Hermetic Library Fellow T Polyphilus reviews Witness Against the Beast: William Blake and the Moral Law [Amazon, Bookshop, Publisher, Local Library] by E P Thompson.
E.P. Thompson’s Witness Against the Beast is a wonderful piece of history and criticism. Its subtitle “William Blake and the Moral Law” might have more accurately been “William Blake Against the Moral Law,” since that is the position expressed in Blake’s works. Thompson points the fact out again and again, while noting the earlier critics who have managed to ignore it.

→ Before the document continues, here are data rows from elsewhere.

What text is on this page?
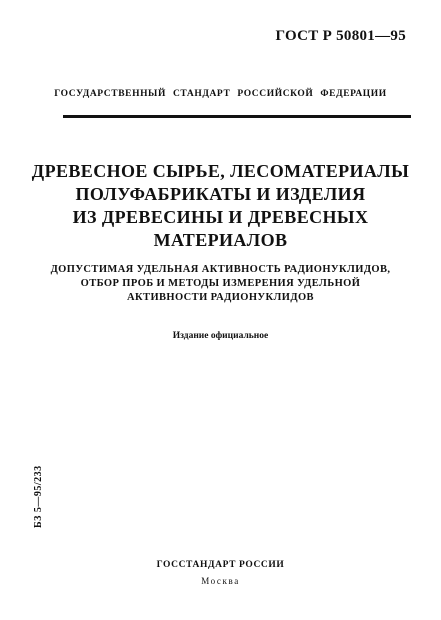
ГОСТ Р 50801—95
ГОСУДАРСТВЕННЫЙ СТАНДАРТ РОССИЙСКОЙ ФЕДЕРАЦИИ
ДРЕВЕСНОЕ СЫРЬЕ, ЛЕСОМАТЕРИАЛЫ
ПОЛУФАБРИКАТЫ И ИЗДЕЛИЯ
ИЗ ДРЕВЕСИНЫ И ДРЕВЕСНЫХ
МАТЕРИАЛОВ
ДОПУСТИМАЯ УДЕЛЬНАЯ АКТИВНОСТЬ РАДИОНУКЛИДОВ,
ОТБОР ПРОБ И МЕТОДЫ ИЗМЕРЕНИЯ УДЕЛЬНОЙ
АКТИВНОСТИ РАДИОНУКЛИДОВ
Издание официальное
БЗ 5—95/233
ГОССТАНДАРТ РОССИИ
Москва
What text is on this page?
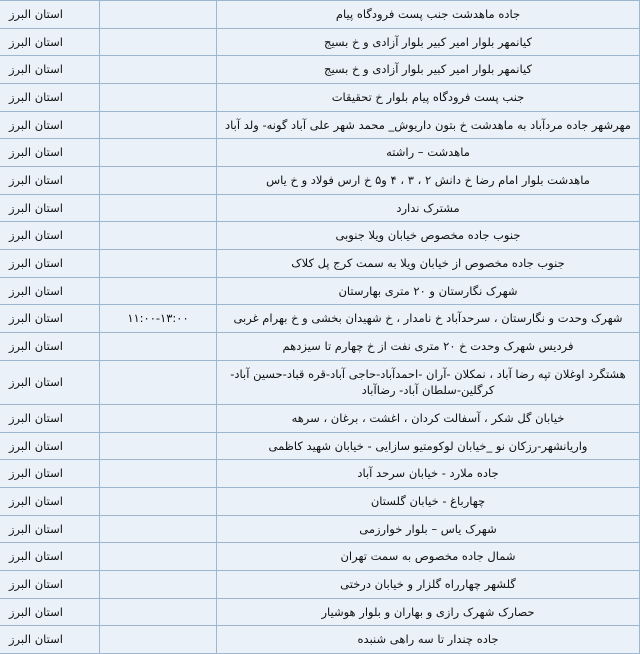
جاده ماهدشت جنب پست فرودگاه پیام		استان البرز
کیانمهر بلوار امیر کبیر بلوار آزادی و خ بسیج		استان البرز
کیانمهر بلوار امیر کبیر بلوار آزادی و خ بسیج		استان البرز
جنب پست فرودگاه پیام بلوار خ تحقیقات		استان البرز
مهرشهر جاده مردآباد به ماهدشت خ بتون داریوش_ محمد شهر علی آباد گونه- ولد آباد		استان البرز
ماهدشت – راشته		استان البرز
ماهدشت بلوار امام رضا خ دانش ۲ ، ۳ ، ۴ و۵ خ ارس فولاد و خ یاس		استان البرز
مشترک ندارد		استان البرز
جنوب جاده مخصوص خیابان ویلا جنوبی		استان البرز
جنوب جاده مخصوص از خیابان ویلا به سمت کرج پل کلاک		استان البرز
شهرک نگارستان و ۲۰ متری بهارستان		استان البرز
شهرک وحدت و نگارستان ، سرحدآباد خ نامدار ، خ شهیدان بخشی و خ بهرام غربی	۱۱:۰۰-۱۳:۰۰	استان البرز
فردیس شهرک وحدت خ ۲۰ متری نفت از خ چهارم تا سیزدهم		استان البرز
هشتگرد اوغلان تپه رضا آباد ، نمکلان -آران -احمدآباد-حاجی آباد-قره قباد-حسین آباد-کرگلین-سلطان آباد- رضاآباد		استان البرز
خیابان گل شکر ، آسفالت کردان ، اغشت ، برغان ، سرهه		استان البرز
واریانشهر-رزکان نو _خیابان لوکومتیو سازایی - خیابان شهید کاظمی		استان البرز
جاده ملارد - خیابان سرحد آباد		استان البرز
چهارباغ - خیابان گلستان		استان البرز
شهرک یاس – بلوار خوارزمی		استان البرز
شمال جاده مخصوص به سمت تهران		استان البرز
گلشهر چهارراه گلزار و خیابان درختی		استان البرز
حصارک شهرک رازی و بهاران و بلوار هوشیار		استان البرز
جاده چندار تا سه راهی شنبده		استان البرز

“Inheritance,” the first of the book’s two sections, paints a cultural backdrop for Blake in the world of English antinomian religion. The second “Human Images” treats Blake’s biography and works in relation to that tradition and to the Republican and Deist impulses of the late eighteenth century. Thompson focuses on the Songs of Innocence and Experience, with some attention to The Marriage of Heaven and Hell and commissioned paintings. He is very sympathetic to Blake, and avers himself to be a “Muggletonian Marxist” (the first term referencing an antinomian sect which may have influenced Blake through his family). At the same time, he seems careful not to project his own ideas onto Blake — much more careful than most Blake critics of my reading — and not to rashly infer lines of influence or authorial intentions.
The fifteen black and white plates in the book are very well chosen. In the course of illustrating Thompson’s points, they also make up one of the best possible collections of Blake’s images on such a small scale.